What an album - however you classify it, bluegrass, country folk, Americana, it's quality from beginning to end. The album really came about with promotion from four people. Film critic Roger Ebert heard John play at the Fifth Peg in Chicago and wrote John's first ever review. Steve Goodman (writer of the excellent song 'City of New Orleans' amongst others) was performing with Kris Kristofferson and suggested Kristofferson should go and catch John's act. Kristofferson went on to get Prine and Goodman to open for him when he was playing The Bitter End in NYC. Jerry Wexler from Atlantic Records was in the audience and signed John the following day.

The resulting album is a breath-taking introduction to a massive talent. Half the songs there, all written by John, have been covered by a multitude of people as well as becoming classics in their own right for John himself.

'Angel of Montgomery' is sung by John but taken from a female perspective. The opening line is "I am an old woman .." The story is of a woman desperately wanting to get out of everything about her life but daily becoming old before her time. It uses the theme of aging along with another track from the album, the achingly beautiful heart-rending 'Hello in There'. John was only 25 years old when he recorded this album, but the empathy and pathos contained in the lyrics of this song are from a much older soul.

"You know that old trees just grow stronger
And old rivers grow wilder every day
Old people just grow lonesome
Waiting for someone to say, "Hello in there, hello""

When it comes to lyrics, IMHO John wrote one of the most powerful lines ever written. 'Sam Stone' deals with a military veteran, coming home with a Purple Heart and an addiction. The Vietnam War isn't mentioned but is inferred and the only drug named is morphine for the pain, but it's clear that heroin was the overdose that eventually killed Sam. The line that kicks me in the gut every time I hear it is sung as if from a child ..

"There's a hole in Daddy's arm where all the money goes" 

One more song on this amazing album had a deeper meaning for John and although it was recorded almost 50 years before his death, the sentiments expressed were taken as a dying wish. From the song 'Paradise' John sang ..

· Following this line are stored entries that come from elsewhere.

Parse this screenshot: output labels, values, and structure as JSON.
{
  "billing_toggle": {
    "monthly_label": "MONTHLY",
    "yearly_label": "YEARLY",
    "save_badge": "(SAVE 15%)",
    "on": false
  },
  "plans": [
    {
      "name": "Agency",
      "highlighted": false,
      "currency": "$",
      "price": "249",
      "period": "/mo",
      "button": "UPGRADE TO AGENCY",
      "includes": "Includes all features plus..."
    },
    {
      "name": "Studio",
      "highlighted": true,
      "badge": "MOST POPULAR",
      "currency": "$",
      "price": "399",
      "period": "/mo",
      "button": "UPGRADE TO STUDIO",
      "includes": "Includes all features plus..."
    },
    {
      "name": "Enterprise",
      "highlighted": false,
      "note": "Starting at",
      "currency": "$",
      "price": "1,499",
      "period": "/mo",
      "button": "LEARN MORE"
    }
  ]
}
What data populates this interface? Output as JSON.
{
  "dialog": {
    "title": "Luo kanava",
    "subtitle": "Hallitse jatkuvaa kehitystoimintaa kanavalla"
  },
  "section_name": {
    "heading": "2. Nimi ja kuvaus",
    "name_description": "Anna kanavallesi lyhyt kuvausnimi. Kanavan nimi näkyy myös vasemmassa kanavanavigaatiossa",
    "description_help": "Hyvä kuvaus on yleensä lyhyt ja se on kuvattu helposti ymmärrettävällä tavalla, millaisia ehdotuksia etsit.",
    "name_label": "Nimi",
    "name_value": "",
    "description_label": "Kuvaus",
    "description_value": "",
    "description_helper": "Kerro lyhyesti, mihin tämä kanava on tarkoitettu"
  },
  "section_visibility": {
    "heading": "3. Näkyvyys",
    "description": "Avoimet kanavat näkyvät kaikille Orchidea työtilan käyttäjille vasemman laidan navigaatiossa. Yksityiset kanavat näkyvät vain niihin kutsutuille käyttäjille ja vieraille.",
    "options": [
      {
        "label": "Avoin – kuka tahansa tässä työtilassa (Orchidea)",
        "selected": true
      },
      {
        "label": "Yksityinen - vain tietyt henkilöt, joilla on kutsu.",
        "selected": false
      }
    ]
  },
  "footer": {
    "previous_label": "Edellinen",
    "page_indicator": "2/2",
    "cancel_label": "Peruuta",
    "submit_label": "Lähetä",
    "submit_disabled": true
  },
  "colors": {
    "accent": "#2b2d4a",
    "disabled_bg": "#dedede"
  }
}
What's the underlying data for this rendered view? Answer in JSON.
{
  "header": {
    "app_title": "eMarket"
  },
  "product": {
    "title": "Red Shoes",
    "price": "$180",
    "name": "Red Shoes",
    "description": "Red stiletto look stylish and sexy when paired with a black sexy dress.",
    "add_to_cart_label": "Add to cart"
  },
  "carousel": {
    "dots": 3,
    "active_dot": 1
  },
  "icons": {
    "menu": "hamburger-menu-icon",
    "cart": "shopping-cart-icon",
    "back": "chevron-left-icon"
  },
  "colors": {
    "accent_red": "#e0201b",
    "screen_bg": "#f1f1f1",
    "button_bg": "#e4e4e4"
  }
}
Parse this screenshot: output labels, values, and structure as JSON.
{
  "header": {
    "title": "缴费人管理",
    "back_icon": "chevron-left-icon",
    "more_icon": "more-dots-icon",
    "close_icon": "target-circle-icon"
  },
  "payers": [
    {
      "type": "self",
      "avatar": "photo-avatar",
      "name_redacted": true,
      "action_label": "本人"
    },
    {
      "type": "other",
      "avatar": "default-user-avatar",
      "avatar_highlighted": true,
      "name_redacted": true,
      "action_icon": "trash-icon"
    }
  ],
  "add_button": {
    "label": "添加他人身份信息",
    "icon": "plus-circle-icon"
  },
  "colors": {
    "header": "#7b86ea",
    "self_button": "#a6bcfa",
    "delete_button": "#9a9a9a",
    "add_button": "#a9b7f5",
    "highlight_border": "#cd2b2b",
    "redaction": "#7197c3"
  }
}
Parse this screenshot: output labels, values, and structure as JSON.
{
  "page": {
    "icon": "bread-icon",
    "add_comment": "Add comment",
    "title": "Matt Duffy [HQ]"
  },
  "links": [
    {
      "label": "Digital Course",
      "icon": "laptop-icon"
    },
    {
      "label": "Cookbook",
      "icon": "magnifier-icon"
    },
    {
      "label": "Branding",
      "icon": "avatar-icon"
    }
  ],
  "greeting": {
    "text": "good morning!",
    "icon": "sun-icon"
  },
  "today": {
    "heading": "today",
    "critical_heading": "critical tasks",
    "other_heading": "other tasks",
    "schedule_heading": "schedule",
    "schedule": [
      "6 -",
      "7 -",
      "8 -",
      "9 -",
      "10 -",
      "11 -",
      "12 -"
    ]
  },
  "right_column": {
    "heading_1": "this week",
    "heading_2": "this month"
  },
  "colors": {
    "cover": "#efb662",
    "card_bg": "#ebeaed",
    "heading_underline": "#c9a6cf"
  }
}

"When I die let my ashes float down the Green River
Let my soul roll on up to the Rochester dam
I'll be halfway to Heaven with Paradise waitin'
Just five miles away from wherever I am."

After his death, half of his ashes were buried next to his parents in Chicago and the other half were sprinkled in the Green River.

In keeping with this write-up, I'm including two links. One is from his very first album, the other from his last. At the very least listen to these recordings and after that, indulge yourself by digging deeper into the legend that is John Prine.